Step 3: Final Diagnosis (Eternal Problem) :  Rejection
In fact, the real failure in the missional endeavor that hangs on to personal success is the failure to truly risk failing–rejection–something that the Authorizer for this mission seems to expect as par for the course. If it is his mission, it will probably lead to a cruciformed-reality. You mean, we have to lose? No thanks! But then, isn’t that the same kind of rejection of which the Authorizer warned–not only the rejection of the Authorizer’s agents, but the Authorizer himself, and more pointedly , “the one who sent me” (v. 16)? The real unforeseen danger–in all of our wrong-headed and wrong-hearted labors–is that we are finally the ones who get the feet wiped off as a protest against us. When there are only losers in truth who know they are losers, or losers in fact who are losers even when they think they are shining success stories, the bottom line is that losing is par for the course. And because we don’t accept that, Woe is us! (see vv. 12-15 for a more complete rendition of these Woes–but see them for their gutsy meaning, Woe-is-us.)

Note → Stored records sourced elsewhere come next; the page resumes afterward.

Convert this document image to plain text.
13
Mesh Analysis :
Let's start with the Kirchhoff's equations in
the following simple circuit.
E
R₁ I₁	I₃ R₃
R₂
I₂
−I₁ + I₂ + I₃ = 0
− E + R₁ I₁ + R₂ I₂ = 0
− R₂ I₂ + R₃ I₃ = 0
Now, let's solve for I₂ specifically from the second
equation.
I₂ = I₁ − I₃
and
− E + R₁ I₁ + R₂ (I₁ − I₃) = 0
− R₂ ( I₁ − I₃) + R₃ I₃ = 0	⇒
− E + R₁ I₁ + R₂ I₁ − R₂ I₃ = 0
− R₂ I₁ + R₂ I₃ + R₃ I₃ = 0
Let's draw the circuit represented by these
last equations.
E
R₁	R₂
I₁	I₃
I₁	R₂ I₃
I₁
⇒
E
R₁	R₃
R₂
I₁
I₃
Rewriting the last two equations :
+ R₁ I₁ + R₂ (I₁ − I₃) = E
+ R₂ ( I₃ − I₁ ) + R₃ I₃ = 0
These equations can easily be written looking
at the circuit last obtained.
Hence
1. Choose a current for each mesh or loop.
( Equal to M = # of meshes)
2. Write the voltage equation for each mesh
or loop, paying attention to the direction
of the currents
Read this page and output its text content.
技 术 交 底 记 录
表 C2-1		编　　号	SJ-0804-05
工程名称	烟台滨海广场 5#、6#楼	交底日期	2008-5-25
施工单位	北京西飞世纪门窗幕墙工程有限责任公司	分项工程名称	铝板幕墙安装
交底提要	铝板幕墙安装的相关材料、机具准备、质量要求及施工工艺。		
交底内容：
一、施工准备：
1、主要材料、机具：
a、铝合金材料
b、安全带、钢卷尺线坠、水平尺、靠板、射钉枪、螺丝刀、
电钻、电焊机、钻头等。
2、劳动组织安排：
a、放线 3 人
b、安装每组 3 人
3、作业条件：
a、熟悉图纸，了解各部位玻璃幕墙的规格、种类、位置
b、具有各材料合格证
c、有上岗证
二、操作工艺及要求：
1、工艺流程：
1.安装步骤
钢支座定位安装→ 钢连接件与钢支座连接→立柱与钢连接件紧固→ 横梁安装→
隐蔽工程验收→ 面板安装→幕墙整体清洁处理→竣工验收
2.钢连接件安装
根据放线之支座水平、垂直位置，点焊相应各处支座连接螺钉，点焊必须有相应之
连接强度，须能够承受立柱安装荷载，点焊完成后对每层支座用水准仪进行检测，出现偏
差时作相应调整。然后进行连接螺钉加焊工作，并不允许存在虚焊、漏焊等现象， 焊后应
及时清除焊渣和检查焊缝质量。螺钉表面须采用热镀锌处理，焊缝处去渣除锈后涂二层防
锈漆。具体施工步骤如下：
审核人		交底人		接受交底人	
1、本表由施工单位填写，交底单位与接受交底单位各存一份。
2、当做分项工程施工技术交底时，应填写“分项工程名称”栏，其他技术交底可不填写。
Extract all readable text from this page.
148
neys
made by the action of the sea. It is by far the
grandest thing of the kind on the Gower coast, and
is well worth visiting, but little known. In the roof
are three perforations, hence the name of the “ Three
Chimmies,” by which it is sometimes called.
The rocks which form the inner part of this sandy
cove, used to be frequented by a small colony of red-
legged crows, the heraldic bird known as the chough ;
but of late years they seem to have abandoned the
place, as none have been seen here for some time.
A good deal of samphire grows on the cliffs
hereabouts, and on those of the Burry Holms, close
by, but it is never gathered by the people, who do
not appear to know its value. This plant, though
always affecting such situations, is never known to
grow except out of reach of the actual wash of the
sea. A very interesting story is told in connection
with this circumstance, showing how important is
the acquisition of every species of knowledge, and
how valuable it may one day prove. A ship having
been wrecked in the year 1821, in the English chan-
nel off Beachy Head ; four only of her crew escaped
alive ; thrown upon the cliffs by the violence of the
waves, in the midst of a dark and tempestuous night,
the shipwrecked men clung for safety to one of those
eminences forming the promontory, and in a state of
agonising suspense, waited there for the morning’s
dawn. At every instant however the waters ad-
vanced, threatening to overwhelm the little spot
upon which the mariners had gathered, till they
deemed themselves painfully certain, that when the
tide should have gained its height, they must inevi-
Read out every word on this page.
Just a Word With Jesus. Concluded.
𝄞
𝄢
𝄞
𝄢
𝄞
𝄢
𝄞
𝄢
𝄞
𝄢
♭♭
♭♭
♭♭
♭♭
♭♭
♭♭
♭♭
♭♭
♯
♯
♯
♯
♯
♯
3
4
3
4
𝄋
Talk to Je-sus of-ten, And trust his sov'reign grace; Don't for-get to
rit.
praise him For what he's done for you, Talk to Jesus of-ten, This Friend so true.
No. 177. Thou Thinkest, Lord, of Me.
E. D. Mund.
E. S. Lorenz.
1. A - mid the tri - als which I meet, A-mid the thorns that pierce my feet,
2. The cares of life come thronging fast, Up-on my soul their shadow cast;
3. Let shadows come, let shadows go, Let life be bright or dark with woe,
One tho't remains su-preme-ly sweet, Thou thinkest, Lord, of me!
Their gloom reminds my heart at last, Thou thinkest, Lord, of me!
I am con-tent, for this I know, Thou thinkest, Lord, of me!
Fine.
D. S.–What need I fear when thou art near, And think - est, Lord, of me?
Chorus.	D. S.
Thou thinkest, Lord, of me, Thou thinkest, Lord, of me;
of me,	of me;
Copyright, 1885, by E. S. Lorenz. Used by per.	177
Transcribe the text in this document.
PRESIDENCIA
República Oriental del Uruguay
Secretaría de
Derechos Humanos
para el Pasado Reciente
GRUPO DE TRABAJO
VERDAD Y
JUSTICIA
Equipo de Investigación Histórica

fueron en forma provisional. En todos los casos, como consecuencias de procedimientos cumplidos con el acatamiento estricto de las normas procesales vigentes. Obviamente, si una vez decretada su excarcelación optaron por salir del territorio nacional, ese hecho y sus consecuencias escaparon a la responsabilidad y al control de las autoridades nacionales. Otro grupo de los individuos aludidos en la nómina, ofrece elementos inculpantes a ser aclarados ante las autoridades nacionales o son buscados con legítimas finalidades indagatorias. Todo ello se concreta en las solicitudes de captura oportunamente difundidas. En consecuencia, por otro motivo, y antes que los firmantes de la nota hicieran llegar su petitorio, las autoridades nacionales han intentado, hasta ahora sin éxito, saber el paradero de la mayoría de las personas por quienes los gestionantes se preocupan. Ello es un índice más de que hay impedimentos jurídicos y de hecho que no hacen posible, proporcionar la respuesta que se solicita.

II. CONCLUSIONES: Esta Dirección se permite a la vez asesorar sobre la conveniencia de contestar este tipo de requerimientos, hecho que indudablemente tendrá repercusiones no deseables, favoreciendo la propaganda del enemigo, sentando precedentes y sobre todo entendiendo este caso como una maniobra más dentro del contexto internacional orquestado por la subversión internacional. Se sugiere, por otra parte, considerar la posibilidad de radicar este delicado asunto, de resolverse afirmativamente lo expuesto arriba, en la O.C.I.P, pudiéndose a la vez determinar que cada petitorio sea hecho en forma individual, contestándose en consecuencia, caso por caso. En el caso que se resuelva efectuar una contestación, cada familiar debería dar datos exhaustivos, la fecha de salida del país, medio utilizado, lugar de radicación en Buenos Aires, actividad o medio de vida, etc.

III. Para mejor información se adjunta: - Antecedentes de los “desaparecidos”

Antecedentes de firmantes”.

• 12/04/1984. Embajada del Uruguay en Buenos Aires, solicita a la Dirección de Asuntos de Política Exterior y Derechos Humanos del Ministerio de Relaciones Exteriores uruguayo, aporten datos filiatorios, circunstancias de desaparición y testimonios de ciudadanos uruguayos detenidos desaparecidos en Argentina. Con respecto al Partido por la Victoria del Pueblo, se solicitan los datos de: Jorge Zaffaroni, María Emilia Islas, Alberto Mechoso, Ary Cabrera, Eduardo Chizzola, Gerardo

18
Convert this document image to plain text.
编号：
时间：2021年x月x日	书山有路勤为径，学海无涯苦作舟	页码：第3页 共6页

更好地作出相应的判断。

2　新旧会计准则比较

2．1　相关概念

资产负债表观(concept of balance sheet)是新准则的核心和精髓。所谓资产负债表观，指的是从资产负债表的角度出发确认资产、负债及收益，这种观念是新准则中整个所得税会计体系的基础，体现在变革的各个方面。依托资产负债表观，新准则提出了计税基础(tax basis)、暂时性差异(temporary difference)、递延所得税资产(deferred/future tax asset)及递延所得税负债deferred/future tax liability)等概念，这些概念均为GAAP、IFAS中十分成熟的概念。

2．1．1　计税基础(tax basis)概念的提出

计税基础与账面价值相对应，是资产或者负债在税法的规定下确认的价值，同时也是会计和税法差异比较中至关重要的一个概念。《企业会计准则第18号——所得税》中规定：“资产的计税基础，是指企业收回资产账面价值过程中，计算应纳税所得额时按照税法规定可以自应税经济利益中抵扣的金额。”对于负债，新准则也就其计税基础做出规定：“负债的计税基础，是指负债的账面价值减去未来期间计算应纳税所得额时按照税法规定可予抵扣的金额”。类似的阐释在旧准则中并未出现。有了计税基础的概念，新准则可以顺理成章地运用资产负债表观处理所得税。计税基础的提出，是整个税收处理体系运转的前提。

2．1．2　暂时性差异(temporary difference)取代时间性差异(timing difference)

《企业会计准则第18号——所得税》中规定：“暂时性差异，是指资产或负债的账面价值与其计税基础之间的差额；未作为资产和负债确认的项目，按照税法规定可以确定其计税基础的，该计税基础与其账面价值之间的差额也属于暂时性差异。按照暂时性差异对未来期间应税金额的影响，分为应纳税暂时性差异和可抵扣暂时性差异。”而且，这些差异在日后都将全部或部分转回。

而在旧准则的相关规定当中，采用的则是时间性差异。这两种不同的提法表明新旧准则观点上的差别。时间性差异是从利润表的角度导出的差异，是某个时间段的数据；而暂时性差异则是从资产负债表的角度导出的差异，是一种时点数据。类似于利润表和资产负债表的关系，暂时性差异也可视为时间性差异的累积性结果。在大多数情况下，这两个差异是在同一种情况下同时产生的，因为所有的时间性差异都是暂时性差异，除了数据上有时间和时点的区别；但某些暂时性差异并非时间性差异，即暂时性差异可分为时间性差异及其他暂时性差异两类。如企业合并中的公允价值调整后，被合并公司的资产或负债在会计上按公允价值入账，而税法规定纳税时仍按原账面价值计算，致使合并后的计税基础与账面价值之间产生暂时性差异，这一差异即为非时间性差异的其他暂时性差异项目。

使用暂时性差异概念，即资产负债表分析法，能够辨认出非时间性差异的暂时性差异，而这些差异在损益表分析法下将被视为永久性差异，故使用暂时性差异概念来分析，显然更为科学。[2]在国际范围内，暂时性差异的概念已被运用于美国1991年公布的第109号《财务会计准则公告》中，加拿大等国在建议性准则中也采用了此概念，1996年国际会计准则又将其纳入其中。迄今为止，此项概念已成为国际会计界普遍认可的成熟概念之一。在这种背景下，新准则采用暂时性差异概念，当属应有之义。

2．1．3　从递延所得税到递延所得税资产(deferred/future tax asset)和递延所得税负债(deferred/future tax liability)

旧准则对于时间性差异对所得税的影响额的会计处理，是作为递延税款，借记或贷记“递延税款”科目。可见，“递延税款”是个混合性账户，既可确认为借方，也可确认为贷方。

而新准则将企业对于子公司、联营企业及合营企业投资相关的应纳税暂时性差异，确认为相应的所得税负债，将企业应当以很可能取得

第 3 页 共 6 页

PROGNOSIS: Plentiful Harvest

Step 4: Initial Prognosis (Eternal Solution) :  The Authorizer’s Authority
The real mercy in all of this is that the Authorizer is Jesus himself, who has a “new” way of dealing with woe-ful failures and losers like us. When it is emphasized that he himself is intending to go to the towns to which the thirty-five pairs are sent, he is not coming with a judgment of Woe, but with a message of “Peace to this house!” He comes visibly to all through his own death on the cross, being the biggest loser for us all, the Lamb amidst the wolves of judgment, the One who suffers rejection for our sake. In fact, the whole missional activity is based on his “authority” of peace that transcends all woe–a peace which he freely bestows, so that among all other things, “nothing will hurt you” (v. 19). There is the freedom for losing. Wow! (Not Woe!)

Step 5: Advanced Prognosis (Internal Solution) :  Rejoicing
Further, the real heart-promising “joy” it is not in any victories along the way, but that our “names are written in heaven” (v. 20) by the One whom we confess as “Lord,” even and often in spite of our failing attempts. He has tread down the snakes and the scorpions and the power of the enemy, even watched him fall. But for us, there is the real victory that comes from placing our lots in Jesus’ losing, cruciform life and death and life again–our winning through his losing.

Step 6: Final Prognosis (External Solution) : Go on Your Way!
Only when so equipped with that authority can we delightfully take on the risk of the losing proposition which is his mission. God knows there are lots of losers out there. And we, chuckling in the midst of it, know we are among them. But that’s what makes us servants, paired up to get the message clear, so wonderfully taken up into all the wonderful and powerful joy of it all, with which the Lord of the harvest sends it out as truly good news: “Peace to this house!” “The kingdom of God is near!” There is no loser beyond the promise of Christ’s mission, and no region or loss we cannot venture.